Adding more notes to this already outstanding accomplishment is the savvy and smart design team of La Boite, particularly the set designer Justin Nardella for his accomplished and understated feel to this mobile and moving show. The light and sound under the leadership of Daniel Anderson and Steve Toulmin is nothing less than superb, subtle and brilliant they capture and highlight the beauty of this complex and difficult piece.
Assembled to speak and to move this story into being are two of the finest and most exciting actors I have seen upon The Roundhouse floor to date. Kurt Phelan is boyish, captivating, handsome, charming, a gifted storyteller, instantly likeable and riveting when he gets in full flight. He has balanced manhood and boyhood extraordinarly well and he brings a believable and palatable masculine energy to the show as an almost Peter Pan character, caught in a limbo between childish imaginings and the adult world.
Arriving to her debut performance and what a stunning exhibition of brilliance it was, is Ellen Bailey. She is superb, controlled, graceful, visually perfect for the role and physically dynamic. Dangerous, wicked, feminine and yet feminist too, she is an encapsulation of an urban, modern woman. Sexually awakened, with some very funny vitriol yet full of tendernesss and grace this is a marvelous outing for Ellen Bailey who has set the Roundhouse on fire with her stunning and captivating performance.
This is an incredible feat of imagining. A play that harkens a new aesthetic, a new symbolism in the twenty first century theatrical landscape. Language is the player here, not so much character drama. The world is not that of the past, nor of the future, nor of any particular time at all. It is not a play that is concerned with political intrigues, nor is it relationship drama. This is a theatrical work that examines humanity itself, people and how they relate to themselves, eachother and the world around them. It is a peek into how we remember and understand our lives as stories, as complex and interweaving narratives. It is a peek inside the fracture that occurs in time both when something wonderful occurs and something terrible occurs.
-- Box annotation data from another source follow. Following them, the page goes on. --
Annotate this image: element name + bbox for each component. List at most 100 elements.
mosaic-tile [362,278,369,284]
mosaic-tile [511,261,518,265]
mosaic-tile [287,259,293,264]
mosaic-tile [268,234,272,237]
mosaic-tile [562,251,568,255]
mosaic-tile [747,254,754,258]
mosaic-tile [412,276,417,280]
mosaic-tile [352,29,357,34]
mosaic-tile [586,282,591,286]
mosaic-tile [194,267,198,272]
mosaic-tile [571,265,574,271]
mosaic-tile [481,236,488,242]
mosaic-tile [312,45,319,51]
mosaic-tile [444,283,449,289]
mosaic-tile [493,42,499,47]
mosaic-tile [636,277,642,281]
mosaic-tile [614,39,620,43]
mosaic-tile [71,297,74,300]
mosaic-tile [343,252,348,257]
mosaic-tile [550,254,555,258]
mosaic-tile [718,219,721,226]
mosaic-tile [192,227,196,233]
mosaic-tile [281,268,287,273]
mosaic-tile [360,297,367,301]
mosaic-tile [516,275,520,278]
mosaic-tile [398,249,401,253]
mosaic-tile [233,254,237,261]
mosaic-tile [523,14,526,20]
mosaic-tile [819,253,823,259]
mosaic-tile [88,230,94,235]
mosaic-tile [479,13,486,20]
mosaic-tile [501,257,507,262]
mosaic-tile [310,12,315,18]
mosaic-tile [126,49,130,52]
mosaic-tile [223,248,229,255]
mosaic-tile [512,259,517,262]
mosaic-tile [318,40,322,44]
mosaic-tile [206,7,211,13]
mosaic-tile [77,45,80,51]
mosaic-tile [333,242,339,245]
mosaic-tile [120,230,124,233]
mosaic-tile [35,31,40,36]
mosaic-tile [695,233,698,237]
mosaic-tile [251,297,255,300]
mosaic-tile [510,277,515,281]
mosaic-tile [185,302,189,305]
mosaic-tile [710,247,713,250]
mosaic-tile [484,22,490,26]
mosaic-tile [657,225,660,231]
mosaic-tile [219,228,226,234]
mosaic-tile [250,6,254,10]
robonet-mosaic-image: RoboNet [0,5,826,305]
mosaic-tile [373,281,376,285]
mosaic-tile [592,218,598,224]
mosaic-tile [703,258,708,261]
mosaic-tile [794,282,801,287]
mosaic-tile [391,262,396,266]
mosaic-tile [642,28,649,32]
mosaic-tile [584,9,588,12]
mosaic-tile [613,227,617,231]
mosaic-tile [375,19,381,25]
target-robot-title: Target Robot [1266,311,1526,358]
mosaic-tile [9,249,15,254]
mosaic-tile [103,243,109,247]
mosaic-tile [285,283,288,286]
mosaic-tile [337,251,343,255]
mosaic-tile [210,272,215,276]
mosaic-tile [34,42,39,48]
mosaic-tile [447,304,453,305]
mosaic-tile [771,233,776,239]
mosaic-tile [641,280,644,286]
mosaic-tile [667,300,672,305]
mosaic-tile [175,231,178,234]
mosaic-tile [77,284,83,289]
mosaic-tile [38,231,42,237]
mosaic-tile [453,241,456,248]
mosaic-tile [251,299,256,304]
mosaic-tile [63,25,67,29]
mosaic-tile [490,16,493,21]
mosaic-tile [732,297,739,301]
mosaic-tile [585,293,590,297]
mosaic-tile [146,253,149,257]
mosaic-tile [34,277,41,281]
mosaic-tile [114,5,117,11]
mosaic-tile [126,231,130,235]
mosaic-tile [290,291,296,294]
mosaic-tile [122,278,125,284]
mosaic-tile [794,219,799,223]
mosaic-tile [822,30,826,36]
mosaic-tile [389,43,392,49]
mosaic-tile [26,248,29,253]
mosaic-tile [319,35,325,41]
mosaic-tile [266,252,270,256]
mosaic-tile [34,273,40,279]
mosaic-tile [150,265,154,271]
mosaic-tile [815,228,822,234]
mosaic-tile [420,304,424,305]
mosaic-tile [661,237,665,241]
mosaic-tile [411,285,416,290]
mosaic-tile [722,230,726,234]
It is about the limitless possibilities of our imagination and of our language to express both beauty and terror, both love and violence - in the same sentence.
It is an encapsulation and testament to all that La Boite is and La Boite stands for. It is the song that is the sound of La Boite theatre company, the painting that expresses it best, it is a living and incarnate example of what this theatre company is and what they are achieving in Brisbane. Liminal, timeless, superb, sensual, intelligent, graceful, sometimes funny, sometimes brutal, always brilliant- this play ignites us from the spark that is the Roundhouse. It dances with us, plays with us and draws us into itself. It is La Boite's crowning achievement of 2012. It is La Boite itself- realized in theatrical form, breathed to life and then imparted on us as all good stories are; to be shared.